The surface world of Earth isn’t a particularly pleasant place to live, if you listen to its inhabitants, but the film never fully fleshes out the tragedy or wretchedness of our future world beyond simply suggesting it. The dirty streets of the city in which Ido and his fellow denizens reside aren’t so much a sewer as they are an urban jungle of decay and polished reminders of Earth’s prosperous history, bathed in brilliant sunlight almost constantly, whilst the omnipresent mood of danger hidden in the shadows of the world’s nightscape feels akin to Rodriguez’ own highly stylised Sin City. Neon and dusky metallics provide the gloom and pinpointed glitterati of the surface city’s aesthetic, and many of the film’s major action sequences are set within this delightfully delicious tableau. The crisp CG and near faultless myth-making on display at a visual level is, as mentioned, a level above what we’ve seen in live action before, and both Rodriguez, James Cameron and the people at their computers at the effects houses ought to be mighty proud of their achievements in deceiving the human eye here. Alita had potential to trip headlong into Uncanny Valley, the place where Robert Zemeckis’ mo-cap career went to die; through scintillating tones, hues and textures, the magnum opus of which is the central character of Alita looking like a photo-real human in virtually every frame, Alita: Battle Angel is a remarkable landmark film for its technical accomplishments.

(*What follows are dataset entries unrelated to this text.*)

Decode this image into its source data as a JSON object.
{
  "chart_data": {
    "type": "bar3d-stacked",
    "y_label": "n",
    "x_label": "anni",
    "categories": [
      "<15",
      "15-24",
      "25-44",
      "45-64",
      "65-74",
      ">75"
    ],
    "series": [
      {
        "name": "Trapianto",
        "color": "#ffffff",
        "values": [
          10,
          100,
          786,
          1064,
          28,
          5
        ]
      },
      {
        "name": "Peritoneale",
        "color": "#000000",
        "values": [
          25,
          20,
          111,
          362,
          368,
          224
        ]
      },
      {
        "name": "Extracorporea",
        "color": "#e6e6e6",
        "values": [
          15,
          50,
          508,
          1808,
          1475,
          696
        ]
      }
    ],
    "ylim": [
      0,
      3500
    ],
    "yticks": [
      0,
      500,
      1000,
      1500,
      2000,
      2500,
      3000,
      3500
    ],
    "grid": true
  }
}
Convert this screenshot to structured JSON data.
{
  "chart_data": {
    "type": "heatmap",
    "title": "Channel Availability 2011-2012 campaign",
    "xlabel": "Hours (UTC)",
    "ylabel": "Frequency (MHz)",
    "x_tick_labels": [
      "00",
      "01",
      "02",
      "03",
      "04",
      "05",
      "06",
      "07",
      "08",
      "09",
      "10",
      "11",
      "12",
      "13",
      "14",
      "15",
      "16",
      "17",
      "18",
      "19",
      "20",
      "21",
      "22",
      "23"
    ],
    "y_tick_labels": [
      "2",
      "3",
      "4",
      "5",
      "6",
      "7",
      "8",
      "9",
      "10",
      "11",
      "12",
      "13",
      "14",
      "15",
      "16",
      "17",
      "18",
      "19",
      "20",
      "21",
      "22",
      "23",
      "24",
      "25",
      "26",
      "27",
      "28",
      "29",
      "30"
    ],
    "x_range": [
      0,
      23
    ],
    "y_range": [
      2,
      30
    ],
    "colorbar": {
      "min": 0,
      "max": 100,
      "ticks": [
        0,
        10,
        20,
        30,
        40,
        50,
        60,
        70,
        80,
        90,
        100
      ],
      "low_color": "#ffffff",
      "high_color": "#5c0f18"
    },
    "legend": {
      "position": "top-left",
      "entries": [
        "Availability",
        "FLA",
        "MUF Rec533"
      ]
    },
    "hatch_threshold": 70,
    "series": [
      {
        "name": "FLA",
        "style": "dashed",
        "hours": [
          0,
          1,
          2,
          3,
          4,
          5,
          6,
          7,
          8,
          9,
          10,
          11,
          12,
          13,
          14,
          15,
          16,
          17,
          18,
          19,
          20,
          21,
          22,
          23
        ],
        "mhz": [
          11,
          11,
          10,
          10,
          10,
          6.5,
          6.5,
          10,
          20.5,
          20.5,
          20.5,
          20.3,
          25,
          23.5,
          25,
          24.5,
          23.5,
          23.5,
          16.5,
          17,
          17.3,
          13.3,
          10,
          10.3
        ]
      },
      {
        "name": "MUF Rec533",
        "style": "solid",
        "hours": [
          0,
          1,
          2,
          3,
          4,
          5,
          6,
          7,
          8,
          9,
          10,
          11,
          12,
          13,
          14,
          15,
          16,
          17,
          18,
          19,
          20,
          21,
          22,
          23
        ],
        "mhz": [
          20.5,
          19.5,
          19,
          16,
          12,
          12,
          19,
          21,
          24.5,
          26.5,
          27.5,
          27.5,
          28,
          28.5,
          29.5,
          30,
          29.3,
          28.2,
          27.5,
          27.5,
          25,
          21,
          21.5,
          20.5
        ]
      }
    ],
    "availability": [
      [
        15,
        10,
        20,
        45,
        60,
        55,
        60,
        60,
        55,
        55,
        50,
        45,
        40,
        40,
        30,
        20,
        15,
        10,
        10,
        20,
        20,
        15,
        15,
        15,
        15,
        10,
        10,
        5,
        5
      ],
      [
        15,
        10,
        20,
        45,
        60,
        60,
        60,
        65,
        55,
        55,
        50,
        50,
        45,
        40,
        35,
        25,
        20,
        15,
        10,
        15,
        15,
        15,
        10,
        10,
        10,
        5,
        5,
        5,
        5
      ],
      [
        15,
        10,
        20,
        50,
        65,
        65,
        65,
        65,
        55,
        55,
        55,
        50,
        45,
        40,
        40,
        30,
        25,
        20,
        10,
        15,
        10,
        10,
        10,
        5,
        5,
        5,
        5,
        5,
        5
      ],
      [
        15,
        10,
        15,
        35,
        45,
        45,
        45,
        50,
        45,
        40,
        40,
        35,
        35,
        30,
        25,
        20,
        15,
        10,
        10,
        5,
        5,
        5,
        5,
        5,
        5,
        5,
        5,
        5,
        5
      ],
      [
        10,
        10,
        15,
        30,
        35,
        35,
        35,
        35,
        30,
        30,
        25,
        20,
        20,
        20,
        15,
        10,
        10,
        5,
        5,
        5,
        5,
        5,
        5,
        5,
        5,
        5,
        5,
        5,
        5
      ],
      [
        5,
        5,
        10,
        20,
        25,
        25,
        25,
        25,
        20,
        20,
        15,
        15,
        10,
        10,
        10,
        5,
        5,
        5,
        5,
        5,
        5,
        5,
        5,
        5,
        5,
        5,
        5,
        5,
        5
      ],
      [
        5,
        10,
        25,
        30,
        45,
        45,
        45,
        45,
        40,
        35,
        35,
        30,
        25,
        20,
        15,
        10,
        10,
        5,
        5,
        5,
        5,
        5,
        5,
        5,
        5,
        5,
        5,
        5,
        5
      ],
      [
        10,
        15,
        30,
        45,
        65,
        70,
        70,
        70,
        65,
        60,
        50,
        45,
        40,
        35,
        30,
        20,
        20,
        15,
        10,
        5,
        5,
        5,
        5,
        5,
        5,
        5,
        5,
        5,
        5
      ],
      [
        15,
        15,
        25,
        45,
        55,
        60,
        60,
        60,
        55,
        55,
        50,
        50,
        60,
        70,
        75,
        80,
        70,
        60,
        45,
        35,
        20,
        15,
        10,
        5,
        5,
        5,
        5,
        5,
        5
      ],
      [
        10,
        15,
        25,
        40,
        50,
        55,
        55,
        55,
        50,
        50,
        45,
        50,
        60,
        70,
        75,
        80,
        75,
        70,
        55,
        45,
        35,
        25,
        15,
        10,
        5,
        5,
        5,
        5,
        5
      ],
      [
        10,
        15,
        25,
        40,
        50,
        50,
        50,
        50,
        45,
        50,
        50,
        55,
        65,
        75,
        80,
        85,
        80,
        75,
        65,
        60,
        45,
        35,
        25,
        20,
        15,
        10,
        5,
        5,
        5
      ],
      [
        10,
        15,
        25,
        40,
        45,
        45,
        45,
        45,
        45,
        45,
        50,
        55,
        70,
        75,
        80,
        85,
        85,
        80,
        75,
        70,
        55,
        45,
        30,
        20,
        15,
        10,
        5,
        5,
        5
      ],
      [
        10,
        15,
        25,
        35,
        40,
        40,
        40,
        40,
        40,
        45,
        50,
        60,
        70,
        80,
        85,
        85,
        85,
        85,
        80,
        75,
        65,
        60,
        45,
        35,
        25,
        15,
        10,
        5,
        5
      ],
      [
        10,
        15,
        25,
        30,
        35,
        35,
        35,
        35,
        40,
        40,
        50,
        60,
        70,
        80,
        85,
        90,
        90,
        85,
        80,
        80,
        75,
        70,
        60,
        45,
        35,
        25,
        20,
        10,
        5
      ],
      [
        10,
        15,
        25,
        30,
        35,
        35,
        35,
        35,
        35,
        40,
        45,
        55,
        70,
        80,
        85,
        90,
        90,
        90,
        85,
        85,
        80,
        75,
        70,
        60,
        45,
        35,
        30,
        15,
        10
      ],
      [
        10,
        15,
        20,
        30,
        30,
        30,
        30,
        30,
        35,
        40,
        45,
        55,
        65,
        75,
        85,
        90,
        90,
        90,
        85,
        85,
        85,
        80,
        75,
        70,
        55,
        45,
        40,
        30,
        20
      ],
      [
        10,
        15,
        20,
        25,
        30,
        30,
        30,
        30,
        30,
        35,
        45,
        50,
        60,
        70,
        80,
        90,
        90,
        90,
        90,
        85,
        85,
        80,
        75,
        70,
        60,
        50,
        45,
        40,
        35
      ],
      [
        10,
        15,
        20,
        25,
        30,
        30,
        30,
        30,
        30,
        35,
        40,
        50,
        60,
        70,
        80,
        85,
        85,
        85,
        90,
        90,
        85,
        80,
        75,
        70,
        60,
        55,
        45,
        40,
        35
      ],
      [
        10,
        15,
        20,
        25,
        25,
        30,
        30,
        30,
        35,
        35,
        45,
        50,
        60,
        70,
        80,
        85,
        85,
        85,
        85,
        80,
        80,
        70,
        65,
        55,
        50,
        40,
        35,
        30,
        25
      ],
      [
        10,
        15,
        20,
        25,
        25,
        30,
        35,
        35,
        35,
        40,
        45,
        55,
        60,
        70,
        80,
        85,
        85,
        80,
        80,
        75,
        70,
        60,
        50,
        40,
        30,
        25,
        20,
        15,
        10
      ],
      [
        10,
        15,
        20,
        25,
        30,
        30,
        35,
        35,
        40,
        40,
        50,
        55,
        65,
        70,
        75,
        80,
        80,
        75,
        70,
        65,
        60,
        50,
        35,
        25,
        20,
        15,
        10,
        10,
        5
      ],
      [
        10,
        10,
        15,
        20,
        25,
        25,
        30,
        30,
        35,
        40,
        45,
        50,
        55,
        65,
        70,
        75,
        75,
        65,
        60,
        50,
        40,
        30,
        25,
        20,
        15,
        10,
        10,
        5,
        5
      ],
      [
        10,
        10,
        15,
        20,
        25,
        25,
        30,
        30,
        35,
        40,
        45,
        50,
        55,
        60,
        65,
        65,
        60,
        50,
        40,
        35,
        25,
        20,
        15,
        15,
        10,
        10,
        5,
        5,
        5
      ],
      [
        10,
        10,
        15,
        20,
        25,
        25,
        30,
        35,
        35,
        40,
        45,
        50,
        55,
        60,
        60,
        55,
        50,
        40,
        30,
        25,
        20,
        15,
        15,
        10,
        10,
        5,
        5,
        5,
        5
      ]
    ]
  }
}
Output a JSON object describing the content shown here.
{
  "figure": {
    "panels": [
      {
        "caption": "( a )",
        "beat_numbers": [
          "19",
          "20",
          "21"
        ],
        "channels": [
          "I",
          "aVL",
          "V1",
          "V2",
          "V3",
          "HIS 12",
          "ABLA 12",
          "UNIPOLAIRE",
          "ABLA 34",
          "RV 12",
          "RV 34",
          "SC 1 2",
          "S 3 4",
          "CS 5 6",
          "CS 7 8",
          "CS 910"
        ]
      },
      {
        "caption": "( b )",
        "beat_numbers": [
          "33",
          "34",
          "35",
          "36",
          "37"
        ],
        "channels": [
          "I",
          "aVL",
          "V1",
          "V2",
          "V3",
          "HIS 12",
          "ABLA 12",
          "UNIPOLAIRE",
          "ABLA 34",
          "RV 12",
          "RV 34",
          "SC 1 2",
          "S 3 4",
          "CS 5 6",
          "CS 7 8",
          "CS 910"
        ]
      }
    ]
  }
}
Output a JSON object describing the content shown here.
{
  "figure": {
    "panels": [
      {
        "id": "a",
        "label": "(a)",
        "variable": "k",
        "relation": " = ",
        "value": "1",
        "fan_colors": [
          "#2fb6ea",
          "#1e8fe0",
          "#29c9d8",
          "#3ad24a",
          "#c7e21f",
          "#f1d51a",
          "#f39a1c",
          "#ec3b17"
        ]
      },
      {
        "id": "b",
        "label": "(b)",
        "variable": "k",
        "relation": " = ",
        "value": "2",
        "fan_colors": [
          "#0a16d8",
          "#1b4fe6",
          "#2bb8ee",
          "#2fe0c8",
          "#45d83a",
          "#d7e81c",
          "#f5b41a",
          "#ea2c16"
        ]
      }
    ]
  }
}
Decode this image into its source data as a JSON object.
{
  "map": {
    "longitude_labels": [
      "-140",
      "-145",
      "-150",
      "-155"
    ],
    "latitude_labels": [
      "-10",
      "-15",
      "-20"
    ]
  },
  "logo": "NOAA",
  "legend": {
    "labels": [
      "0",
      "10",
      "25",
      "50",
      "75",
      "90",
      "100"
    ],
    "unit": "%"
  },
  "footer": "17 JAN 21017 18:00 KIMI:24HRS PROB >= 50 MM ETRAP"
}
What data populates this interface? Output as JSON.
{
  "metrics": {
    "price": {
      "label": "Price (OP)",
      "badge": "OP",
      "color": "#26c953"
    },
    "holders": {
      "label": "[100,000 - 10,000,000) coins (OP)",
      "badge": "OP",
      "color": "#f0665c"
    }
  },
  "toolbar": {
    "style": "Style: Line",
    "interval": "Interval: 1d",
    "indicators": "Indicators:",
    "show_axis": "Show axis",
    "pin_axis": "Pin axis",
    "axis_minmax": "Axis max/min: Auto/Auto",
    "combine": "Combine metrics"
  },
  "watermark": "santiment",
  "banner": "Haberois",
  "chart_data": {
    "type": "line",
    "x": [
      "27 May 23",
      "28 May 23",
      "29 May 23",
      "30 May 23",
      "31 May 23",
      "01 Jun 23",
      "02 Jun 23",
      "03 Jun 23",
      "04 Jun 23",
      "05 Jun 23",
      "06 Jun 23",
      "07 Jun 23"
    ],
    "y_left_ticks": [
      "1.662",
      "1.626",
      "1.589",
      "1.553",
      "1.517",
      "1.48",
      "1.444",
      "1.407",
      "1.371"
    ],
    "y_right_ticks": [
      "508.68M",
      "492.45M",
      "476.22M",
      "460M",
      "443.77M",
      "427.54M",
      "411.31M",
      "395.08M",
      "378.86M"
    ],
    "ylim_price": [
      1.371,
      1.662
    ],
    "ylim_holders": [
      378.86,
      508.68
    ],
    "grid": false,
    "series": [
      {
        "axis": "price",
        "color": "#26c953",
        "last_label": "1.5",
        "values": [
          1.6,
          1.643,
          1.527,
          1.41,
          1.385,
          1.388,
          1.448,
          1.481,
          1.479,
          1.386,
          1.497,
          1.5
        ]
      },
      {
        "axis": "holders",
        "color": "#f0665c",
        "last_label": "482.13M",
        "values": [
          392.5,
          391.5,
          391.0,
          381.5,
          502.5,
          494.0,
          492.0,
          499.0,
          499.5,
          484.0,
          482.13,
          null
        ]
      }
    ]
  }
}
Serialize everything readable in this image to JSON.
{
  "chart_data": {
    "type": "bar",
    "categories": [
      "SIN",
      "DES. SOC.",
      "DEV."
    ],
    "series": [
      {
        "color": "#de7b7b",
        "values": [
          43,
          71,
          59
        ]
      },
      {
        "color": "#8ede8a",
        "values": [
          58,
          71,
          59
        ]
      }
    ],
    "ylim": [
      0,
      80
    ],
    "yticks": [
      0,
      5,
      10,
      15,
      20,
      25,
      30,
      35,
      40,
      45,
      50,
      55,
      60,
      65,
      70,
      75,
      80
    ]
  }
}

While its roots in Japanese storytelling feel homogenised and softened from the original comic lore to appeal to Western audiences, Alita: Battle Angel has more than enough fanciful action and generic, sci-fi mystery-box Frankenstory working in its favour to overcome several gaping problems. Notably, Alita’s love interest, who in no way was ever believable for a second despite the very pretty Keenan Johnson’s best work; the character is like a generic John Hughes heartthrob role that stinks up a large portion of the film’s intended romantic angles. The villains of the film are the real showstoppers here, alongside Alita herself, even if the mish-mash amnesiac story thread alongside the deux ex machina conclusion might throw more discerning viewers off. The film is nothing if not rewarding (if not entirely too keen to go a touch too long and reveal a few too many twists in its increasingly overbearing third act) for its vivid perspicuity; as a benchmark in the evolution of photo-real human characters on the big screen, Alita is going to take some beating.